# absoluTTe mag?



## Love_iTT (Aug 18, 2002)

I haven't received a mag for a little while - is it issue 17? Could this be because my membership has run out or is it not out yet? I can't see any reference to it on either this forum or the TTOC website.

Graham


----------



## rustyintegrale (Oct 1, 2006)

Love_iTT said:


> I haven't received a mag for a little while - is it issue 17? Could this be because my membership has run out or is it not out yet? I can't see any reference to it on either this forum or the TTOC website.
> 
> Graham


It's out Graham.

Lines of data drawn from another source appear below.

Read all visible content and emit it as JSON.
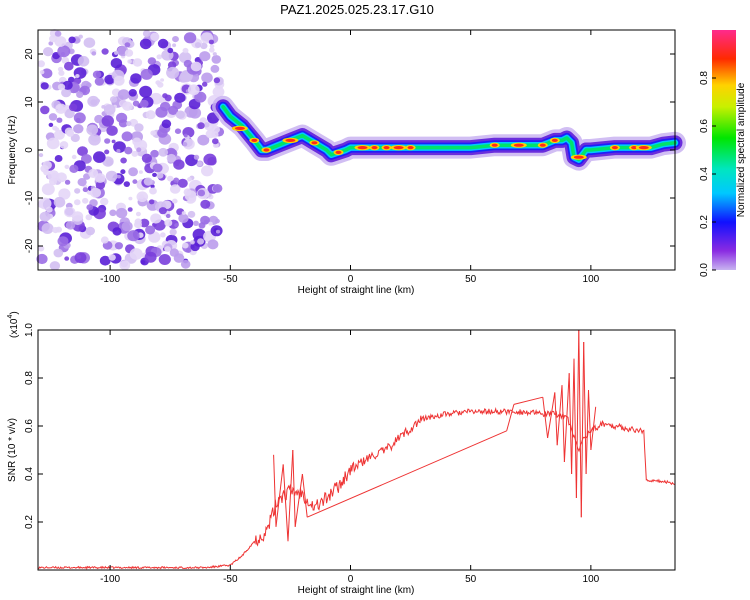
{
  "chart_data": [
    {
      "type": "heatmap",
      "title": "PAZ1.2025.025.23.17.G10",
      "xlabel": "Height of straight line (km)",
      "ylabel": "Frequency (Hz)",
      "xlim": [
        -130,
        135
      ],
      "ylim": [
        -25,
        25
      ],
      "x_ticks": [
        "-100",
        "-50",
        "0",
        "50",
        "100"
      ],
      "y_ticks": [
        "-20",
        "-10",
        "0",
        "10",
        "20"
      ],
      "colorbar": {
        "label": "Normalized spectral amplitude",
        "range": [
          0,
          1
        ],
        "ticks": [
          "0.0",
          "0.2",
          "0.4",
          "0.6",
          "0.8"
        ],
        "colormap": "rainbow (magenta-blue-cyan-green-yellow-red-pink)"
      },
      "noise_region_x": [
        -130,
        -53
      ],
      "ridge": {
        "x": [
          -53,
          -50,
          -45,
          -40,
          -37,
          -35,
          -30,
          -25,
          -20,
          -15,
          -10,
          -8,
          -5,
          -2,
          0,
          5,
          10,
          20,
          30,
          40,
          50,
          60,
          70,
          80,
          85,
          88,
          90,
          92,
          93,
          95,
          98,
          100,
          110,
          120,
          125,
          130,
          135
        ],
        "y": [
          9,
          7,
          5,
          2,
          0,
          0,
          1,
          2,
          3,
          1.5,
          0,
          -1,
          -0.5,
          0,
          0.5,
          0.5,
          0.5,
          0.5,
          0.5,
          0.5,
          0.5,
          1,
          1,
          1,
          2,
          2,
          2.5,
          1.5,
          -1.5,
          -2,
          0,
          0,
          0.5,
          0.5,
          0.5,
          1.2,
          1.5
        ]
      }
    },
    {
      "type": "line",
      "xlabel": "Height of straight line (km)",
      "ylabel": "SNR (10 * v/v)",
      "scale_label": "(x10",
      "scale_exponent": "4",
      "xlim": [
        -130,
        135
      ],
      "ylim": [
        0,
        1.0
      ],
      "x_ticks": [
        "-100",
        "-50",
        "0",
        "50",
        "100"
      ],
      "y_ticks": [
        "0.2",
        "0.4",
        "0.6",
        "0.8",
        "1.0"
      ],
      "color": "#ee3333",
      "series": [
        {
          "x": [
            -130,
            -60,
            -50,
            -45,
            -40,
            -35,
            -30,
            -25,
            -20,
            -15,
            -10,
            -5,
            0,
            5,
            10,
            15,
            20,
            30,
            40,
            50,
            60,
            70,
            80,
            85,
            90,
            93,
            95,
            97,
            100,
            105,
            110,
            115,
            120,
            122,
            123,
            125,
            130,
            135
          ],
          "y": [
            0.01,
            0.01,
            0.02,
            0.06,
            0.12,
            0.16,
            0.3,
            0.33,
            0.32,
            0.26,
            0.3,
            0.35,
            0.42,
            0.45,
            0.48,
            0.5,
            0.55,
            0.63,
            0.65,
            0.66,
            0.66,
            0.66,
            0.65,
            0.65,
            0.64,
            0.55,
            0.5,
            0.55,
            0.58,
            0.61,
            0.6,
            0.59,
            0.58,
            0.58,
            0.38,
            0.37,
            0.37,
            0.36
          ]
        }
      ],
      "spikes": [
        {
          "x": -32,
          "y": 0.48
        },
        {
          "x": -31,
          "y": 0.18
        },
        {
          "x": -28,
          "y": 0.44
        },
        {
          "x": -26,
          "y": 0.12
        },
        {
          "x": -24,
          "y": 0.5
        },
        {
          "x": -23,
          "y": 0.18
        },
        {
          "x": -20,
          "y": 0.4
        },
        {
          "x": -18,
          "y": 0.22
        },
        {
          "x": 65,
          "y": 0.58
        },
        {
          "x": 68,
          "y": 0.69
        },
        {
          "x": 80,
          "y": 0.72
        },
        {
          "x": 82,
          "y": 0.55
        },
        {
          "x": 85,
          "y": 0.74
        },
        {
          "x": 86,
          "y": 0.52
        },
        {
          "x": 88,
          "y": 0.77
        },
        {
          "x": 89,
          "y": 0.45
        },
        {
          "x": 91,
          "y": 0.82
        },
        {
          "x": 92,
          "y": 0.4
        },
        {
          "x": 93,
          "y": 0.88
        },
        {
          "x": 94,
          "y": 0.3
        },
        {
          "x": 95,
          "y": 1.0
        },
        {
          "x": 96,
          "y": 0.22
        },
        {
          "x": 97,
          "y": 0.95
        },
        {
          "x": 98,
          "y": 0.4
        },
        {
          "x": 99,
          "y": 0.75
        },
        {
          "x": 100,
          "y": 0.5
        },
        {
          "x": 102,
          "y": 0.68
        }
      ]
    }
  ]
}
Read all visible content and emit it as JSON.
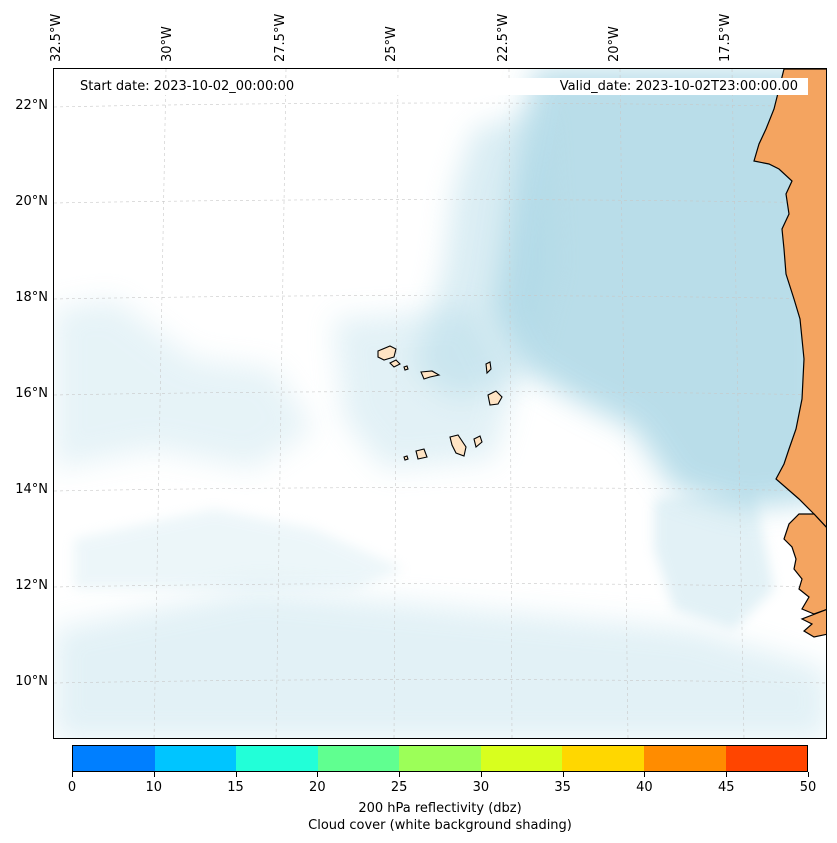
{
  "map": {
    "lon_ticks": [
      "32.5°W",
      "30°W",
      "27.5°W",
      "25°W",
      "22.5°W",
      "20°W",
      "17.5°W"
    ],
    "lat_ticks": [
      "22°N",
      "20°N",
      "18°N",
      "16°N",
      "14°N",
      "12°N",
      "10°N"
    ],
    "start_date": "Start date: 2023-10-02_00:00:00",
    "valid_date": "Valid_date: 2023-10-02T23:00:00.00",
    "colors": {
      "land": "#f4a460",
      "cloud": "#add8e6",
      "coast": "#000000",
      "grid": "#c8c8c8"
    }
  },
  "colorbar": {
    "ticks": [
      "0",
      "10",
      "15",
      "20",
      "25",
      "30",
      "35",
      "40",
      "45",
      "50"
    ],
    "colors": [
      "#007fff",
      "#00c5ff",
      "#22ffd8",
      "#60ff90",
      "#9cff58",
      "#d8ff1e",
      "#ffd700",
      "#ff8c00",
      "#ff4500"
    ],
    "label_line1": "200 hPa reflectivity (dbz)",
    "label_line2": "Cloud cover (white background shading)"
  }
}
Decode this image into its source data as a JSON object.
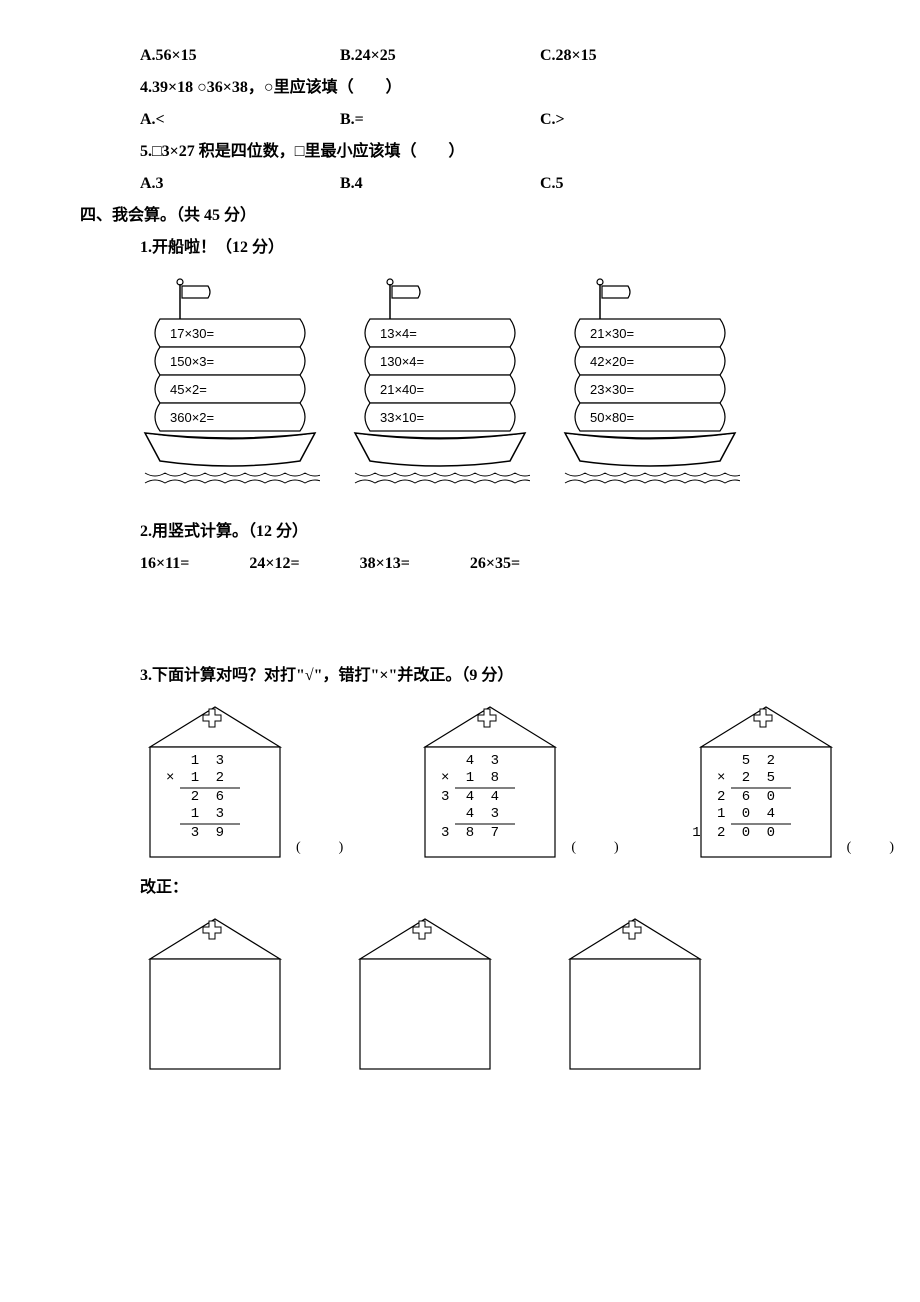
{
  "q3_options": {
    "A": "A.56×15",
    "B": "B.24×25",
    "C": "C.28×15"
  },
  "q4": {
    "text": "4.39×18 ○36×38，○里应该填（　　）",
    "A": "A.<",
    "B": "B.=",
    "C": "C.>"
  },
  "q5": {
    "text": "5.□3×27 积是四位数，□里最小应该填（　　）",
    "A": "A.3",
    "B": "B.4",
    "C": "C.5"
  },
  "section4": "四、我会算。（共 45 分）",
  "p1": {
    "title": "1.开船啦！（12 分）",
    "ship1": [
      "17×30=",
      "150×3=",
      "45×2=",
      "360×2="
    ],
    "ship2": [
      "13×4=",
      "130×4=",
      "21×40=",
      "33×10="
    ],
    "ship3": [
      "21×30=",
      "42×20=",
      "23×30=",
      "50×80="
    ]
  },
  "p2": {
    "title": "2.用竖式计算。（12 分）",
    "items": [
      "16×11=",
      "24×12=",
      "38×13=",
      "26×35="
    ]
  },
  "p3": {
    "title": "3.下面计算对吗？对打\"√\"，错打\"×\"并改正。（9 分）",
    "gaizheng": "改正：",
    "h1": {
      "a": "1 3",
      "b": "× 1 2",
      "c": "2 6",
      "d": "1 3",
      "e": "3 9"
    },
    "h2": {
      "a": "4 3",
      "b": "× 1 8",
      "c": "3 4 4",
      "d": "4 3",
      "e": "3 8 7"
    },
    "h3": {
      "a": "5 2",
      "b": "× 2 5",
      "c": "2 6 0",
      "d": "1 0 4",
      "e": "1 2 0 0"
    }
  },
  "style": {
    "stroke": "#000000",
    "sail_fill": "#ffffff",
    "font_exp": 13
  }
}
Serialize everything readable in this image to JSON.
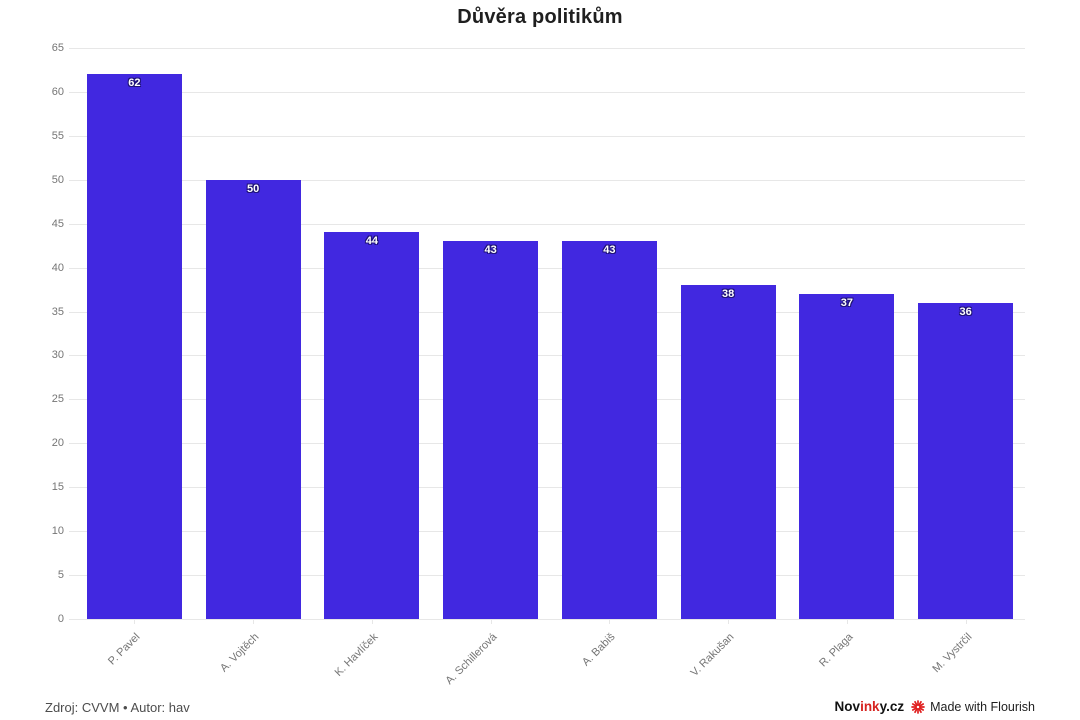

I haven't got mine either.

Cheers

rich


----------



## Love_iTT (Aug 18, 2002)

rustyintegrale said:


> Love_iTT said:
> 
> 
> > I haven't received a mag for a little while - is it issue 17? Could this be because my membership has run out or is it not out yet? I can't see any reference to it on either this forum or the TTOC website.
> ...


OK Rich, thanks. I guess my membership must be up then. :?

Graham


----------



## Nem (Feb 14, 2005)

Hi Graham

Just checked and your membership expired at A16.

Nick


----------



## rustyintegrale (Oct 1, 2006)

Looks like you're gonna have to rattle that ol' piggy bank then Graham... :lol:

Cheers

Rich


----------



## Love_iTT (Aug 18, 2002)

Nem said:


> Hi Graham
> 
> Just checked and your membership expired at A16.
> 
> Nick


OK, thanks Nick. I thought it may have done.

Rich, you forgot to type "Little" in front of "piggy bank" :wink:

Graham


----------



## CamV6 (Oct 26, 2003)

And nick can do you one of our cool new membership cards too !


----------